Je n'ai pas mes lunettes (je ne m'en sers que pour lire, les livres et les écrans, c'est-à-dire tout le temps, ou à peu près), mais j'ai la flemme de descendre les chercher. De toute façon, je les mets pour éviter de me fatiguer, et à l'heure qu'il est, ça n'a plus grande importance.

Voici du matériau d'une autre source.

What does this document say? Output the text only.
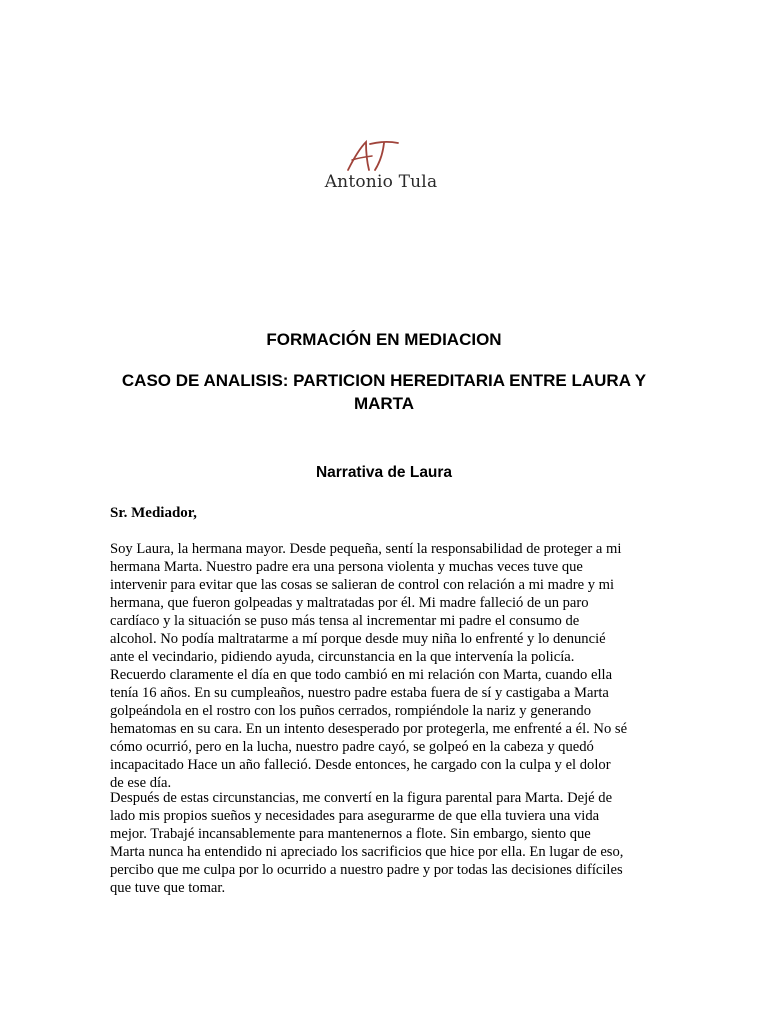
Antonio Tula
FORMACIÓN EN MEDIACION
CASO DE ANALISIS: PARTICION HEREDITARIA ENTRE LAURA Y
MARTA
Narrativa de Laura
Sr. Mediador,

Soy Laura, la hermana mayor. Desde pequeña, sentí la responsabilidad de proteger a mi
hermana Marta. Nuestro padre era una persona violenta y muchas veces tuve que
intervenir para evitar que las cosas se salieran de control con relación a mi madre y mi
hermana, que fueron golpeadas y maltratadas por él. Mi madre falleció de un paro
cardíaco y la situación se puso más tensa al incrementar mi padre el consumo de
alcohol. No podía maltratarme a mí porque desde muy niña lo enfrenté y lo denuncié
ante el vecindario, pidiendo ayuda, circunstancia en la que intervenía la policía.
Recuerdo claramente el día en que todo cambió en mi relación con Marta, cuando ella
tenía 16 años. En su cumpleaños, nuestro padre estaba fuera de sí y castigaba a Marta
golpeándola en el rostro con los puños cerrados, rompiéndole la nariz y generando
hematomas en su cara. En un intento desesperado por protegerla, me enfrenté a él. No sé
cómo ocurrió, pero en la lucha, nuestro padre cayó, se golpeó en la cabeza y quedó
incapacitado Hace un año falleció. Desde entonces, he cargado con la culpa y el dolor
de ese día.

Después de estas circunstancias, me convertí en la figura parental para Marta. Dejé de
lado mis propios sueños y necesidades para asegurarme de que ella tuviera una vida
mejor. Trabajé incansablemente para mantenernos a flote. Sin embargo, siento que
Marta nunca ha entendido ni apreciado los sacrificios que hice por ella. En lugar de eso,
percibo que me culpa por lo ocurrido a nuestro padre y por todas las decisiones difíciles
que tuve que tomar.
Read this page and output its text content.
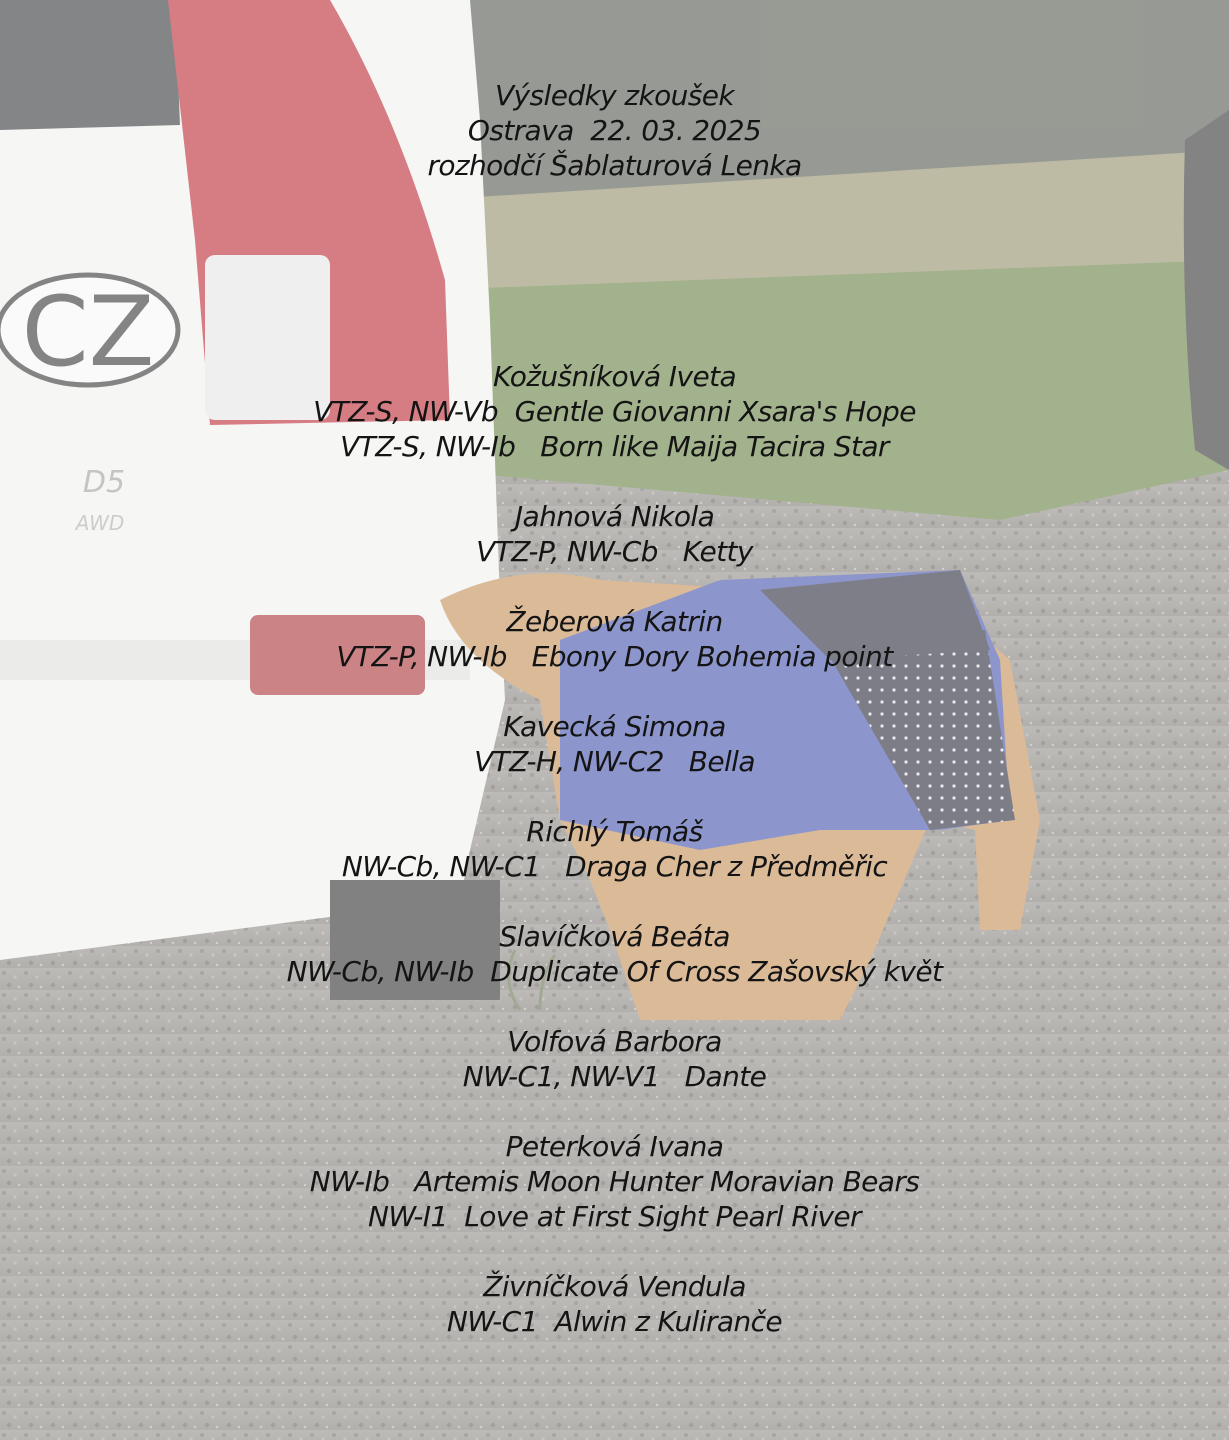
CZ
D5
AWD
Výsledky zkoušek
Ostrava  22. 03. 2025
rozhodčí Šablaturová Lenka
Kožušníková Iveta
VTZ-S, NW-Vb  Gentle Giovanni Xsara's Hope
VTZ-S, NW-Ib   Born like Maija Tacira Star
Jahnová Nikola
VTZ-P, NW-Cb   Ketty
Žeberová Katrin
VTZ-P, NW-Ib   Ebony Dory Bohemia point
Kavecká Simona
VTZ-H, NW-C2   Bella
Richlý Tomáš
NW-Cb, NW-C1   Draga Cher z Předměřic
Slavíčková Beáta
NW-Cb, NW-Ib  Duplicate Of Cross Zašovský květ
Volfová Barbora
NW-C1, NW-V1   Dante
Peterková Ivana
NW-Ib   Artemis Moon Hunter Moravian Bears
NW-I1  Love at First Sight Pearl River
Živníčková Vendula
NW-C1  Alwin z Kuliranče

J'essaie de me discipliner, de ne pas passer mes journées à twitter et facebooker. J'essaie de ne pas écrire, de ne pas lire, de ne pas penser. Juste agir de façon mécanique, à la chaîne comme employée du tertiaire. Maintenant que la nuit tombe à cinq heures, je n'arrive plus à quitter le bureau. Dès qu'il fait nuit, dès que j'ai l'impression d'être dans une bulle de lumière au milieu de l'encre, je n'ai plus envie de bouger, mais de continuer à être là, dans la lumière dorée en regardant le noir derrière la vitre. Un silence très profond règne.
Je rentre hagarde.
Ce soir je suis arrivée en avance au dojo où je récupère O. Je me suis assise dans le hall et je me suis plongée dans un livre. Des adultes arrivaient peu à peu pour les cours suivants, je relevais la tête quand ils poussaient la porte, alertée par le bruit, sans vraiment les voir; «Bonsoir» me saluaient-ils tous — il s'écoulait quelques secondes avant que je ne réalise qu'ils s'adressaient à moi et que je réponde.
J'étais gênée à chaque fois de prendre conscience de ce temps mort pendant lequel je les avais considérés fixement — sans les voir.